Remember the people that you didn’t accept as friends on Facebook? Why did you reject their friend requests? Did they have creepy profile pics? The wrong hobbies?Or was it because they liked the Chris Brown page and you hate what he did to Rhianna? Regardless of your reasons, they amount to one thing: you’ve got standards, and you don’t accept just anyone. When hiring and staffing gurus use social screening to make hiring decisions, they feel the same way. But instead of looking for traits that would make someone a good friend, they look for qualities that a good hire should possess.
An applicant’s social media content can reveal important things about personality, but it can also be misleading about the person’s worth as an employee. How can companies interpret the content correctly? Websites like Facebook and Twitter inform us about people, but they also tempt us to judge them based on subjective information like a photo or a one-line comment. Hiring managers aren’t immune to this, so they have to be careful about how they screen social recruiting and social hiring candidates.
The Social Screening Checklist
So how can hiring and staffing departments keep the social screening process objective? That’s the question that interests us, and our answer is simply this: take a structured approach, and be consistent with it. Here are some basic questions that are worth asking yourself as you critically examine social media content:
- Is the person’s profile a kind of mask? Some candidates don’t give networking sites a chance to ruin their job prospects. Instead, they hire an image coach to help them look perfectly employable to social hiring screeners. If an applicant’s information makes him seem as sharp as Bill Gates and as nice as the Dalai Lama, don’t hold it against him, but realize that he may be trying to beat you at the screening game.

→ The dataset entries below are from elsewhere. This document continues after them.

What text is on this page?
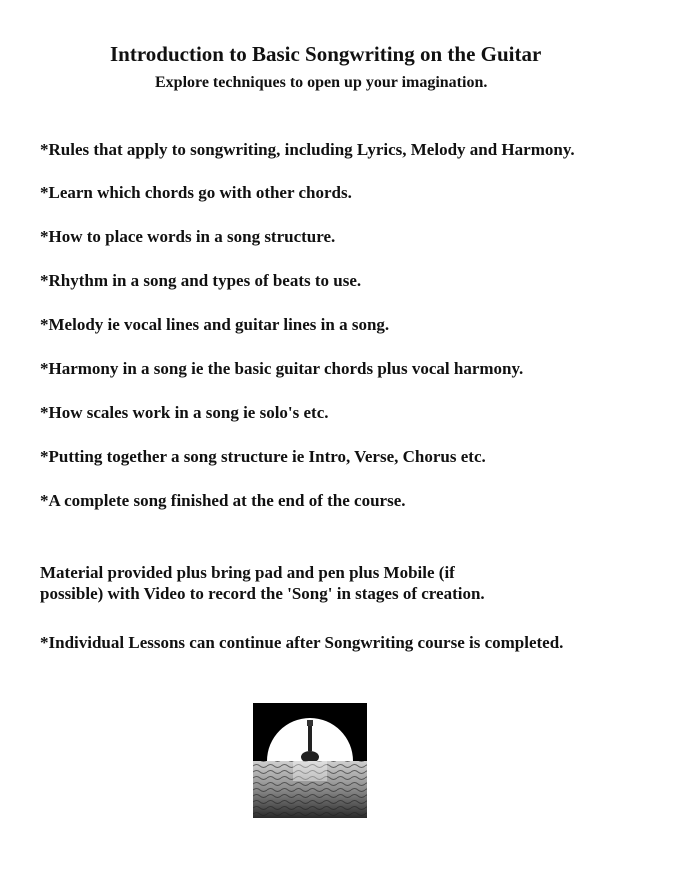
Introduction to Basic Songwriting on the Guitar
Explore techniques to open up your imagination.
*Rules that apply to songwriting, including Lyrics, Melody and Harmony.
*Learn which chords go with other chords.
*How to place words in a song structure.
*Rhythm in a song and types of beats to use.
*Melody ie vocal lines and guitar lines in a song.
*Harmony in a song ie the basic guitar chords plus vocal harmony.
*How scales work in a song ie solo's etc.
*Putting together a song structure ie Intro, Verse, Chorus etc.
*A complete song finished at the end of the course.
Material provided plus bring pad and pen plus Mobile (if
possible) with Video to record the 'Song' in stages of creation.
*Individual Lessons can continue after Songwriting course is completed.
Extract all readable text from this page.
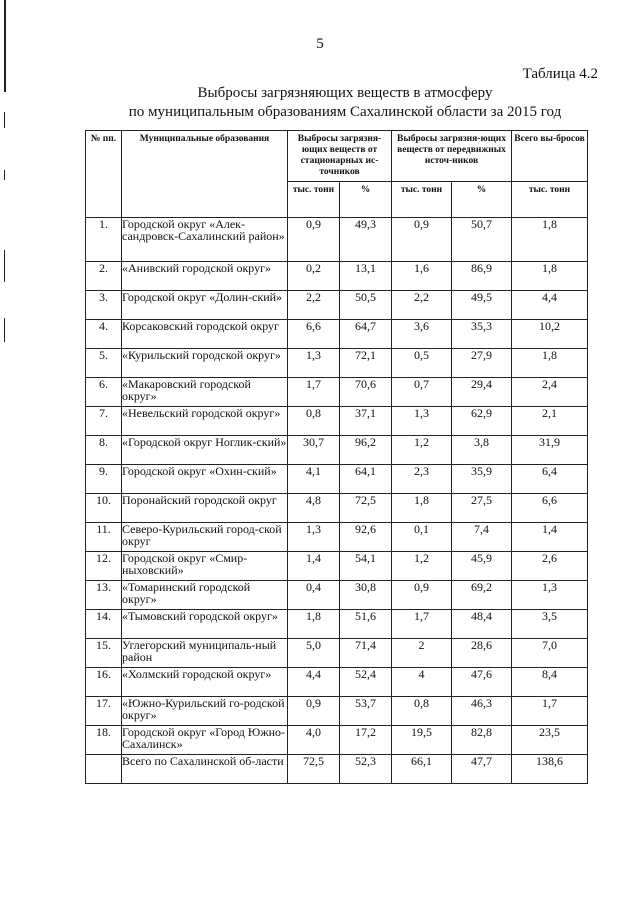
5
Таблица 4.2
Выбросы загрязняющих веществ в атмосферу
по муниципальным образованиям Сахалинской области за 2015 год
№ пп.	Муниципальные образования	Выбросы загрязня-ющих веществ от стационарных ис-точников		Выбросы загрязня-ющих веществ от передвижных источ-ников		Всего вы-бросов
		тыс. тонн	%	тыс. тонн	%	тыс. тонн
1.	Городской округ «Алек-сандровск-Сахалинский район»	0,9	49,3	0,9	50,7	1,8
2.	«Анивский городской округ»	0,2	13,1	1,6	86,9	1,8
3.	Городской округ «Долин-ский»	2,2	50,5	2,2	49,5	4,4
4.	Корсаковский городской округ	6,6	64,7	3,6	35,3	10,2
5.	«Курильский городской округ»	1,3	72,1	0,5	27,9	1,8
6.	«Макаровский городской округ»	1,7	70,6	0,7	29,4	2,4
7.	«Невельский городской округ»	0,8	37,1	1,3	62,9	2,1
8.	«Городской округ Ноглик-ский»	30,7	96,2	1,2	3,8	31,9
9.	Городской округ «Охин-ский»	4,1	64,1	2,3	35,9	6,4
10.	Поронайский городской округ	4,8	72,5	1,8	27,5	6,6
11.	Северо-Курильский город-ской округ	1,3	92,6	0,1	7,4	1,4
12.	Городской округ «Смир-ныховский»	1,4	54,1	1,2	45,9	2,6
13.	«Томаринский городской округ»	0,4	30,8	0,9	69,2	1,3
14.	«Тымовский городской округ»	1,8	51,6	1,7	48,4	3,5
15.	Углегорский муниципаль-ный район	5,0	71,4	2	28,6	7,0
16.	«Холмский городской округ»	4,4	52,4	4	47,6	8,4
17.	«Южно-Курильский го-родской округ»	0,9	53,7	0,8	46,3	1,7
18.	Городской округ «Город Южно-Сахалинск»	4,0	17,2	19,5	82,8	23,5
	Всего по Сахалинской об-ласти	72,5	52,3	66,1	47,7	138,6
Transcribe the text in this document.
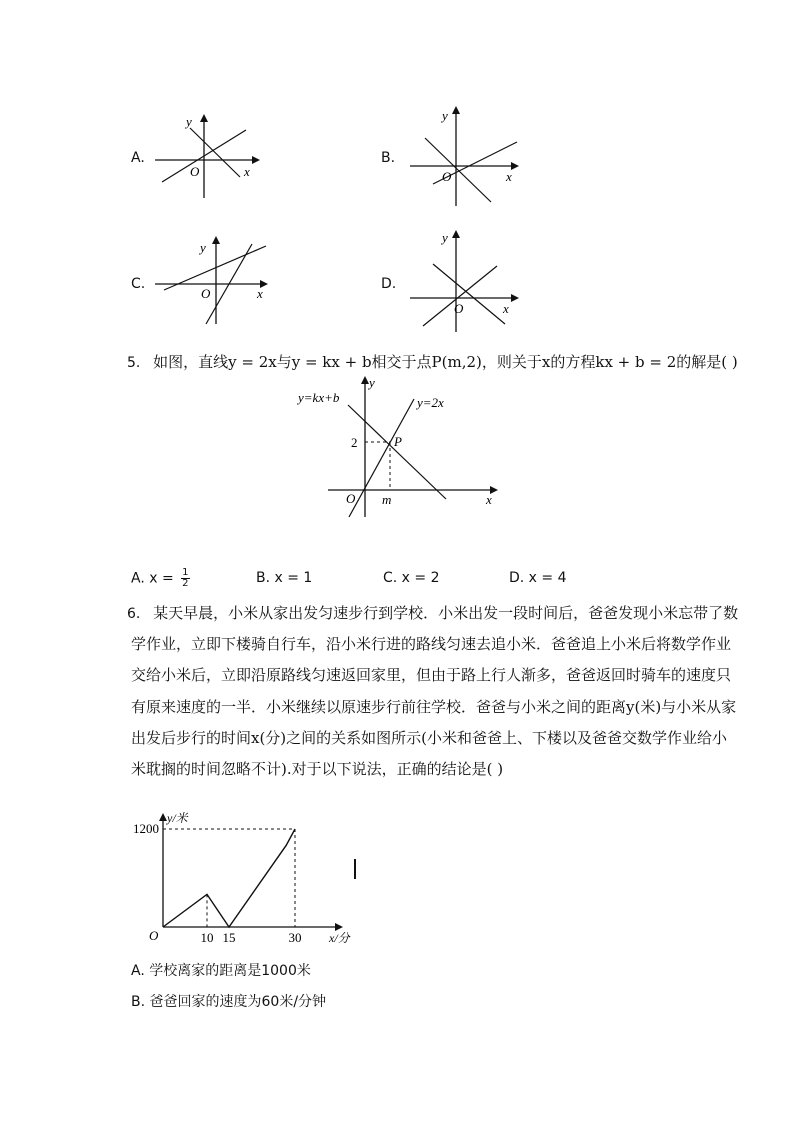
A.
y
O	x
B.
y
O	x
C.
y
O	x
D.
y
O	x
5. 如图，直线y = 2x与y = kx + b相交于点P(m,2)，则关于x的方程kx + b = 2的解是( )
y=kx+b	y=2x
y
x
O
2	P
m
A. $x = \frac{1}{2}$	B. x = 1	C. x = 2	D. x = 4
6. 某天早晨，小米从家出发匀速步行到学校．小米出发一段时间后，爸爸发现小米忘带了数
学作业，立即下楼骑自行车，沿小米行进的路线匀速去追小米．爸爸追上小米后将数学作业
交给小米后，立即沿原路线匀速返回家里，但由于路上行人渐多，爸爸返回时骑车的速度只
有原来速度的一半．小米继续以原速步行前往学校．爸爸与小米之间的距离y(米)与小米从家
出发后步行的时间x(分)之间的关系如图所示(小米和爸爸上、下楼以及爸爸交数学作业给小
米耽搁的时间忽略不计).对于以下说法，正确的结论是( )
y/米
x/分
O
1200
10 15	30
A. 学校离家的距离是1000米
B. 爸爸回家的速度为60米/分钟
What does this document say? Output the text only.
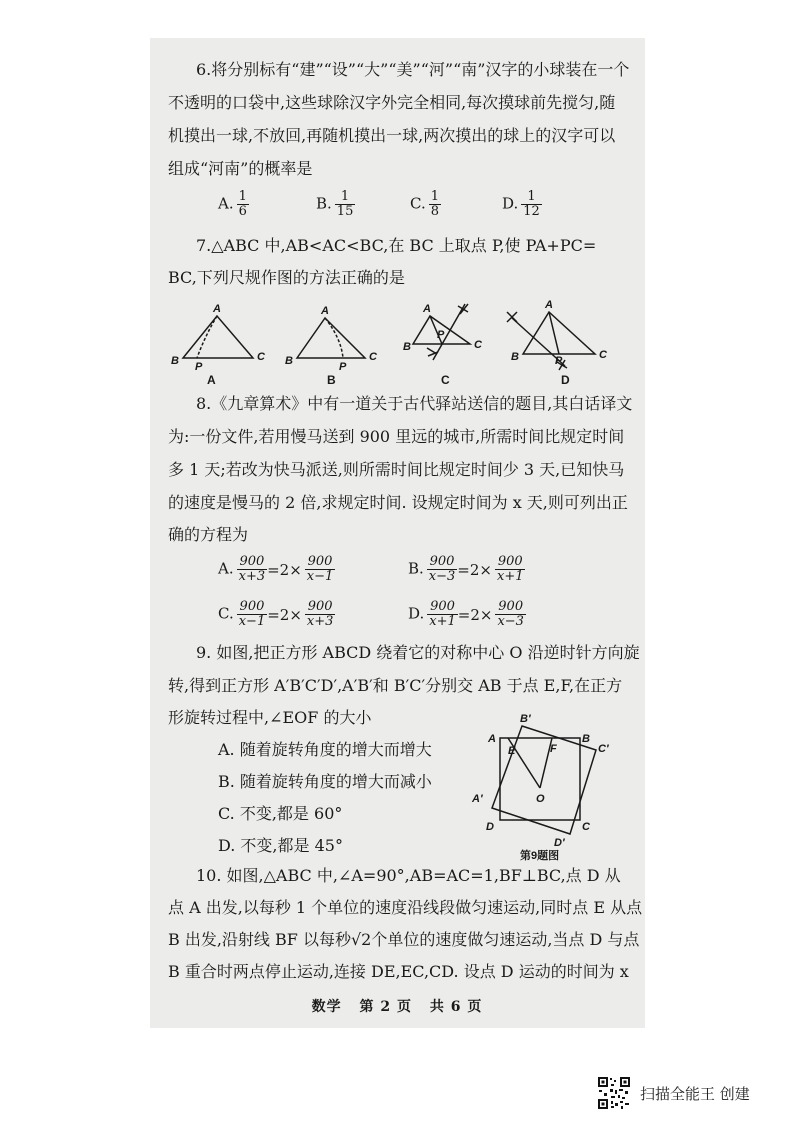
6.将分别标有“建”“设”“大”“美”“河”“南”汉字的小球装在一个
不透明的口袋中,这些球除汉字外完全相同,每次摸球前先搅匀,随
机摸出一球,不放回,再随机摸出一球,两次摸出的球上的汉字可以
组成“河南”的概率是
A. $\frac{1}{6}$	B. $\frac{1}{15}$	C. $\frac{1}{8}$	D. $\frac{1}{12}$
7.△ABC 中,AB<AC<BC,在 BC 上取点 P,使 PA+PC=
BC,下列尺规作图的方法正确的是
A
B	C
P
A
B	C
P
A
B	C
P
A
B	C
P
A	B	C	D
8.《九章算术》中有一道关于古代驿站送信的题目,其白话译文
为:一份文件,若用慢马送到 900 里远的城市,所需时间比规定时间
多 1 天;若改为快马派送,则所需时间比规定时间少 3 天,已知快马
的速度是慢马的 2 倍,求规定时间. 设规定时间为 x 天,则可列出正
确的方程为
A. $\frac{900}{x+3} =2\times \frac{900}{x-1}$	B. $\frac{900}{x-3} =2\times \frac{900}{x+1}$
C. $\frac{900}{x-1} =2\times \frac{900}{x+3}$	D. $\frac{900}{x+1} =2\times \frac{900}{x-3}$
9. 如图,把正方形 ABCD 绕着它的对称中心 O 沿逆时针方向旋
转,得到正方形 A′B′C′D′,A′B′和 B′C′分别交 AB 于点 E,F,在正方
形旋转过程中,∠EOF 的大小
A. 随着旋转角度的增大而增大
B. 随着旋转角度的增大而减小
C. 不变,都是 60°
D. 不变,都是 45°
A	B
C
D
A′
B′
C′
D′
E	F
O
第9题图
10. 如图,△ABC 中,∠A=90°,AB=AC=1,BF⊥BC,点 D 从
点 A 出发,以每秒 1 个单位的速度沿线段做匀速运动,同时点 E 从点
B 出发,沿射线 BF 以每秒√2个单位的速度做匀速运动,当点 D 与点
B 重合时两点停止运动,连接 DE,EC,CD. 设点 D 运动的时间为 x
数学 第 2 页 共 6 页
扫描全能王 创建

- Are you looking for perfection? Check to make sure that you aren’t, because many people in the social media world portray themselves as they really are (no image coaches for them). This can be a big plus if you want to hire someone who fits in with your company culture, but be prepared to take the good with the mildly bad. If an applicant has important traits that you’re looking for, don’t let minor things (like smoking status, for example) change the way you see her.
- Are you swayed by personal tastes? Musical preferences and favorite cuisines can’t really say anything about a candidate’s job performance, so don’t use them to try to get inside a person’s head. Instead, focus on traits that could predict behavior at work, such as what her Twitter messages say about her sense of humor or what his LinkedIn profile indicates about the length of time he stays with an employer.
- Do you see older content for what it really is? Facebook gives you access to someone’s entire history on the website in the form of a vertical timeline. This means that you could see a 30-year-old applicant as he was in college, photos of keg stands and all. Unless you plan on using a time machine to interview the 21-year-old in those pictures, it’s best – and only fair – to focus on where he’s at today.
Right now, 37% of hiring and staffing departments screen social media sites to help with employee selection (CareerBuilder, 2012), but if they’re not interpreting the content objectively, they might miss out on good candidates. They might even hire bad ones. Don’t let it happen to you. Above all else, remember that social media isn’t like the real world, and that it takes a conscious effort to remain objective when you grant tweets and status updates the power to essentially define a person.